Cinta yang Tak Tersentuh
Cinta yang Tak Tersentuh
Bab 1: Pertemuan yang Tak Terduga
Malam itu, langit Jakarta dihiasi oleh bintang-bintang yang jarang terlihat. Hujan rintik-rintik mengguyur jalanan, namun tak menghalangi langkah Nabila untuk pergi menuju sebuah café kecil di sudut kota. Udara segar setelah hujan membuatnya sedikit lebih tenang, meskipun hatinya terasa berat.
Ini adalah pertemuan yang telah dia nantikan, meskipun dengan perasaan yang campur aduk. Arya—pria yang telah membuat hatinya berdebar selama lebih dari setahun—akan datang. Mereka berdua sudah sering bertemu, tetapi hanya dalam kapasitas profesional. Namun, ada satu hal yang selalu membuat Nabila terjaga sepanjang malam: Arya sudah memiliki pacar, Maya. Dan Nabila tahu, ia bukanlah siapa-siapa di dunia Arya.
Saat pintu café terbuka, Arya masuk dengan senyum khasnya, yang selalu membuat dunia di sekitar Nabila terasa lebih cerah. Pakaian kasual yang dikenakannya tampak sempurna di tubuh tinggi tegapnya. Namun, ada sesuatu yang berbeda pada wajah Arya malam itu. Ada kerut di dahinya, seolah beban di pundaknya terasa semakin berat.

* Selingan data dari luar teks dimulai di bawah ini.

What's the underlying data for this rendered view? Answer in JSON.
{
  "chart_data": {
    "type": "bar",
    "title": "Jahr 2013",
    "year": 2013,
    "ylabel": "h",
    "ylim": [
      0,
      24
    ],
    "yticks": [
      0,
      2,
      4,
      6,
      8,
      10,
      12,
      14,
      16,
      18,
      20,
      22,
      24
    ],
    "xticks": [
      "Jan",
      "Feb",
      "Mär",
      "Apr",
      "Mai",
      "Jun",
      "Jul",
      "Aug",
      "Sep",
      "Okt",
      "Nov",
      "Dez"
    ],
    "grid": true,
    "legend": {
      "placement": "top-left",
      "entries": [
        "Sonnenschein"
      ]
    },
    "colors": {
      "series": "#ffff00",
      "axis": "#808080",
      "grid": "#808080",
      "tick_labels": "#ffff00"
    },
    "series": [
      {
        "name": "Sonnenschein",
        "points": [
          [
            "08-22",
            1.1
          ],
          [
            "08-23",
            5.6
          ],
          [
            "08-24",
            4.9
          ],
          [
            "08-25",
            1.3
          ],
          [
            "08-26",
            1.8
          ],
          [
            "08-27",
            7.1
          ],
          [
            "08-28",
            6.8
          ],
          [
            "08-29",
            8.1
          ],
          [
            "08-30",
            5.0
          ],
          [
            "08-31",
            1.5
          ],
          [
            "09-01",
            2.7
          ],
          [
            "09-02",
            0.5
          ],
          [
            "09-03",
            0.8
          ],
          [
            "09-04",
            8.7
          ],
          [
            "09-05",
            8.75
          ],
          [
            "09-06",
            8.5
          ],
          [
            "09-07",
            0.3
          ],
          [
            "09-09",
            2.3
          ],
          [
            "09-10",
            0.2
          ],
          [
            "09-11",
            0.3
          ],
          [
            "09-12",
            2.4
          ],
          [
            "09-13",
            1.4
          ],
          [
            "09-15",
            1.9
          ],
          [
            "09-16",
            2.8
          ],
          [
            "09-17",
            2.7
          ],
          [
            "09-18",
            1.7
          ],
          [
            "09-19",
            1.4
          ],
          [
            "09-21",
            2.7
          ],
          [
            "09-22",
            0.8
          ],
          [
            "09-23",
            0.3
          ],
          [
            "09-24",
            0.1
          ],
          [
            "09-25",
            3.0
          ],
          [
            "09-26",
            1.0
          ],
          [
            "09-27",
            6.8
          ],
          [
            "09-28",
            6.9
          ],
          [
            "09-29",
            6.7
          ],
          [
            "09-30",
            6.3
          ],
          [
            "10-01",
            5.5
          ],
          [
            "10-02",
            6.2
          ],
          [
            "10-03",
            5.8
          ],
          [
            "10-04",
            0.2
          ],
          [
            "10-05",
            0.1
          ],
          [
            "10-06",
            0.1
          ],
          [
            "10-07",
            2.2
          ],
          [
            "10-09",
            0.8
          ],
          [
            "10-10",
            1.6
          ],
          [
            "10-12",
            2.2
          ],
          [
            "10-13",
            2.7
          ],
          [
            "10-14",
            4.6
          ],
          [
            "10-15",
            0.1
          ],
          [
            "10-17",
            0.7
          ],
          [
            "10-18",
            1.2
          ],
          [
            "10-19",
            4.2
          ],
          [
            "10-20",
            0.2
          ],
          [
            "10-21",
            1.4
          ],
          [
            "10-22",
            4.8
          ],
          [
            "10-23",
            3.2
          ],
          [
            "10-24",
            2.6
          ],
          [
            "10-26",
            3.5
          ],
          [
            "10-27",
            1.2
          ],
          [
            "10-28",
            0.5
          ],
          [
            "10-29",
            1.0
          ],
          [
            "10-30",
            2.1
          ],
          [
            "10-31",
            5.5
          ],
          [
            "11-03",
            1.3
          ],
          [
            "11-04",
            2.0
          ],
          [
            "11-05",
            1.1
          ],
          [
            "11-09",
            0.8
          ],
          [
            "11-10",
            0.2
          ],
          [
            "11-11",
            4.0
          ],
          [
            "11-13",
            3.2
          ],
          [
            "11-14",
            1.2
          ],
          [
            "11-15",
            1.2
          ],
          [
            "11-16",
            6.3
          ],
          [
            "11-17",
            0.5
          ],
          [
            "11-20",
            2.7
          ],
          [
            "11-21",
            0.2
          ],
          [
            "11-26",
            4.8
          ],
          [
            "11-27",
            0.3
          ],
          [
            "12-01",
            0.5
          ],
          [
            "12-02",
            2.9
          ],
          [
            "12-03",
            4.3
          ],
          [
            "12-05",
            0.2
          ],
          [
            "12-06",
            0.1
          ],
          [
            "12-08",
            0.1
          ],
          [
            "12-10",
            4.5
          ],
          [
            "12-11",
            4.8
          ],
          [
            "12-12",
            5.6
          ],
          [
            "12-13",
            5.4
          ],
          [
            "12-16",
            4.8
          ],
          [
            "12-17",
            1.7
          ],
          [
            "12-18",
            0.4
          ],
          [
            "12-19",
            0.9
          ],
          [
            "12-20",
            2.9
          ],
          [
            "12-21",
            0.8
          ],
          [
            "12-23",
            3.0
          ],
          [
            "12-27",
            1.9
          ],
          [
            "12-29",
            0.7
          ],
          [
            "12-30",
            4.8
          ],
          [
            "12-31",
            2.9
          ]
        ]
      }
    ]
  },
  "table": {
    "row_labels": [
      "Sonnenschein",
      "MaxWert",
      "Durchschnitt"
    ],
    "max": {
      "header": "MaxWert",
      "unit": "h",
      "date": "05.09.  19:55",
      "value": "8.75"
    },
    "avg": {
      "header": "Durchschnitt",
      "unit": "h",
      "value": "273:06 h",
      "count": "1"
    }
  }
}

"Nabila," Arya menyapa dengan suara hangat, meskipun ada sedikit keheningan di antara mereka. "Maaf aku terlambat."
"Tak apa," jawab Nabila sambil tersenyum. Namun, senyuman itu terasa begitu kaku di wajahnya.
Mereka duduk di meja yang sama, berbincang tentang pekerjaan dan hal-hal ringan, tapi setiap kali Nabila menatap Arya, perasaan itu kembali datang—rindu yang tak bisa ia ungkapkan, rasa yang tak bisa ia kendalikan. Dan dalam setiap tawa Arya, dia hanya bisa bertanya-tanya, apakah dia akan selalu menjadi bagian dari cerita yang tak pernah bisa dia miliki.
Bab 2: Takdir yang Menjadi Kenyataan
Hari-hari berlalu, dan perasaan Nabila semakin sulit ditahan. Cinta yang tak pernah bisa dia ungkapkan, yang hanya ada dalam diam, mulai meresap dalam setiap tindakannya. Dia tahu, Arya adalah milik orang lain, namun perasaan itu tetap ada. Setiap kali bertemu, meski hanya sebentar, Nabila merasa seolah dunia berhenti berputar.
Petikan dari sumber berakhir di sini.